Retries
Retries are how Orchestrix handles transient failures automatically.
In real systems, many failures are temporary: network hiccups, overloaded downstream services, short-lived database contention, or third-party API instability. Retrying these operations can turn a fragile flow into a resilient one.
When retries help
Retries are a good fit for:
- HTTP calls to external services
- queue or broker interactions
- short-lived infrastructure issues
- database operations that may fail transiently
Retries are a poor fit for:
- validation failures
- business rule violations
- malformed input
- permanent authorization errors
Basic usage
You can enable retries for any step:
flow.step("fetch-data", async () => {
return await api.getData();
}, {
retries: 3
});If the step fails, Orchestrix attempts to run it again according to the configured policy.
Retry configuration
flow.step("call-api", async () => {
// ...
}, {
retries: 5,
retryDelayMs: 1000,
backoffFactor: "exponential",
jitter: true,
maxRetryDelayMs: 10000
});Backoff strategies
Orchestrix supports three delay strategies:
Fixed
Uses the same delay for each retry.
{
retries: 3,
retryDelayMs: 1000,
backoffFactor: "fixed"
}Linear
Increases delay linearly with each retry.
{
retries: 3,
retryDelayMs: 1000,
backoffFactor: "linear"
}Exponential
Increases delay more aggressively to reduce pressure on struggling systems.
{
retries: 5,
retryDelayMs: 1000,
backoffFactor: "exponential"
}Jitter
Jitter adds randomness to retry delays so many clients do not retry at the exact same time.

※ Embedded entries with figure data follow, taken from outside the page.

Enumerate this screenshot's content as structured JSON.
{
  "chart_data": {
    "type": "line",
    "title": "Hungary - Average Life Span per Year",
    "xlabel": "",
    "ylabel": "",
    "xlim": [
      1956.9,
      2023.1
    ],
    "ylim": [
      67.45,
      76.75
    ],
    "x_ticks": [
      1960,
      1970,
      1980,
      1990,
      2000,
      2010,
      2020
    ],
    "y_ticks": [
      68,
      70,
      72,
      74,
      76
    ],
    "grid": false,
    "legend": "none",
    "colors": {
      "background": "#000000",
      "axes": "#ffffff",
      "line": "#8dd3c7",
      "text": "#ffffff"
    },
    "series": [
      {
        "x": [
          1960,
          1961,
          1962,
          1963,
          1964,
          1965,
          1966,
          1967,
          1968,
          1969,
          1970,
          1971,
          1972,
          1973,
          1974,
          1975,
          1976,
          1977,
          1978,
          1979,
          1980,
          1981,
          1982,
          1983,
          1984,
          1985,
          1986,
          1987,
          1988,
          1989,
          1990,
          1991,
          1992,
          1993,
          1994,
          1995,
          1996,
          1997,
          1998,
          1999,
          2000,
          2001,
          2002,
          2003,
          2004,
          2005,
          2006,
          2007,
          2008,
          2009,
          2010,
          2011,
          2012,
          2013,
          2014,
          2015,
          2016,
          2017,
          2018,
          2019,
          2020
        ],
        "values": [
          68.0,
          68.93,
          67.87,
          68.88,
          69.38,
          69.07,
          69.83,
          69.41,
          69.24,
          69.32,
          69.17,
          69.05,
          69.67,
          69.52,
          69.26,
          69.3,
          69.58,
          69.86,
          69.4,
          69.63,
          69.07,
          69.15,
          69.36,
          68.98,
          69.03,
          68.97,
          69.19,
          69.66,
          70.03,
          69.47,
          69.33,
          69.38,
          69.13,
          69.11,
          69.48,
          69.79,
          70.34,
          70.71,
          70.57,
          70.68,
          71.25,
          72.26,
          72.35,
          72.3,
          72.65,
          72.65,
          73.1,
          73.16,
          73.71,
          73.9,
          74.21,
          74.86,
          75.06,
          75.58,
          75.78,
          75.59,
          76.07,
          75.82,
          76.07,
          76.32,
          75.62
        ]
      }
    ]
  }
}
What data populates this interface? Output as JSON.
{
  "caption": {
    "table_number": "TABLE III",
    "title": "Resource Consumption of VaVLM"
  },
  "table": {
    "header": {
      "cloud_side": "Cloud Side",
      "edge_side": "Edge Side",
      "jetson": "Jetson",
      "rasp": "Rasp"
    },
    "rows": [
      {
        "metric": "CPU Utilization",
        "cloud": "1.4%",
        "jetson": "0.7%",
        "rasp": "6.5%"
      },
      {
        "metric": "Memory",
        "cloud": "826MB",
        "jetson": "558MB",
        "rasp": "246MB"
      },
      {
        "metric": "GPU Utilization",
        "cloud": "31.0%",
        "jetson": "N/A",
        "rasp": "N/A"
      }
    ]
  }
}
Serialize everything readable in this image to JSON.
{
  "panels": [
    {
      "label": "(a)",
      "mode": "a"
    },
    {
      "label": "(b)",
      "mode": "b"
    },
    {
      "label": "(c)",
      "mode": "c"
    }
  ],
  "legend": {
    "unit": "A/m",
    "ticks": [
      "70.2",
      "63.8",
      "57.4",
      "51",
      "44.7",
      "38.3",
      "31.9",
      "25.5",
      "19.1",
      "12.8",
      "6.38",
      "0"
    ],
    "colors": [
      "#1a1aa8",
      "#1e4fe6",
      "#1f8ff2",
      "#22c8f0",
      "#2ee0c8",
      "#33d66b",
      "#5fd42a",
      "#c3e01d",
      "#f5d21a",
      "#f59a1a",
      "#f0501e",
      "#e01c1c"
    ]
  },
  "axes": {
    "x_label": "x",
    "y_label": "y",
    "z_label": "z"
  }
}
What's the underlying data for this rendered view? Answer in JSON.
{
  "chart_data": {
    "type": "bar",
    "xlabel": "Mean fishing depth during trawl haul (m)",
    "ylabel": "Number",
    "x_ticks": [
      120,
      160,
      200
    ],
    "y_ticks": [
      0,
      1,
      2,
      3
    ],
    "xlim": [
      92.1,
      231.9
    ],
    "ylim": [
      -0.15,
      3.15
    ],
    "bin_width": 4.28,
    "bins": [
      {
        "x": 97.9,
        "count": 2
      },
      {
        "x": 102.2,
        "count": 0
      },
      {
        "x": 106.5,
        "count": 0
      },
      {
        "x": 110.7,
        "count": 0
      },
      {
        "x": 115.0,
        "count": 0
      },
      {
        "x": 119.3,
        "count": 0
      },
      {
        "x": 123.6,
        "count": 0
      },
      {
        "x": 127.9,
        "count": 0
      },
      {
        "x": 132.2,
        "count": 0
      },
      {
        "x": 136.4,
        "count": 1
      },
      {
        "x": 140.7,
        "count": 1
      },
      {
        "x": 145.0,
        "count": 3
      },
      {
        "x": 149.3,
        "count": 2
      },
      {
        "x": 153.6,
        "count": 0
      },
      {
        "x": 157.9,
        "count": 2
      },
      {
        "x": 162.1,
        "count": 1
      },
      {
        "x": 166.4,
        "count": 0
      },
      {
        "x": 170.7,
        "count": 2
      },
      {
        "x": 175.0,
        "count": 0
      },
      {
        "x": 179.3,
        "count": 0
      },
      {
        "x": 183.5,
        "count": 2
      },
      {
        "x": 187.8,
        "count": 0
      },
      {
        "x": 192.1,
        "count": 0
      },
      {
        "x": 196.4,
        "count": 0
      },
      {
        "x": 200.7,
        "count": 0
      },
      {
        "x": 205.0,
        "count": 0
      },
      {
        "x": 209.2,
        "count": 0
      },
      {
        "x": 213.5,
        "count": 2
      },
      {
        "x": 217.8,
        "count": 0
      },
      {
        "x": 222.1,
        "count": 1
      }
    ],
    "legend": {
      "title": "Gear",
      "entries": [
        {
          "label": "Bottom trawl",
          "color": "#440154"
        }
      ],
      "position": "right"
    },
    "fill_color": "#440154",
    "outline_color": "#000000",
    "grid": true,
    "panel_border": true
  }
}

This is especially useful in production environments where multiple workers or servers may fail together and recover together.
Timeouts and retries
Retries become much more useful when paired with timeouts.
Without a timeout, a step can hang for a long time before a retry even becomes relevant. With a timeout, each attempt has a clear upper bound.
What retries do not change
Retries do not make permanent errors disappear.
If the underlying problem is not transient, a retry policy only adds latency before failure. This is why retry decisions should be based on the kind of failure the step is expected to see.
Best Practices
- Retry transient infrastructure failures, not business failures.
- Use exponential backoff for remote dependencies.
- Add jitter in distributed or high-throughput systems.
- Pair retries with
timeoutMson network-heavy steps. - Keep the total retry window aligned with your product and operational expectations.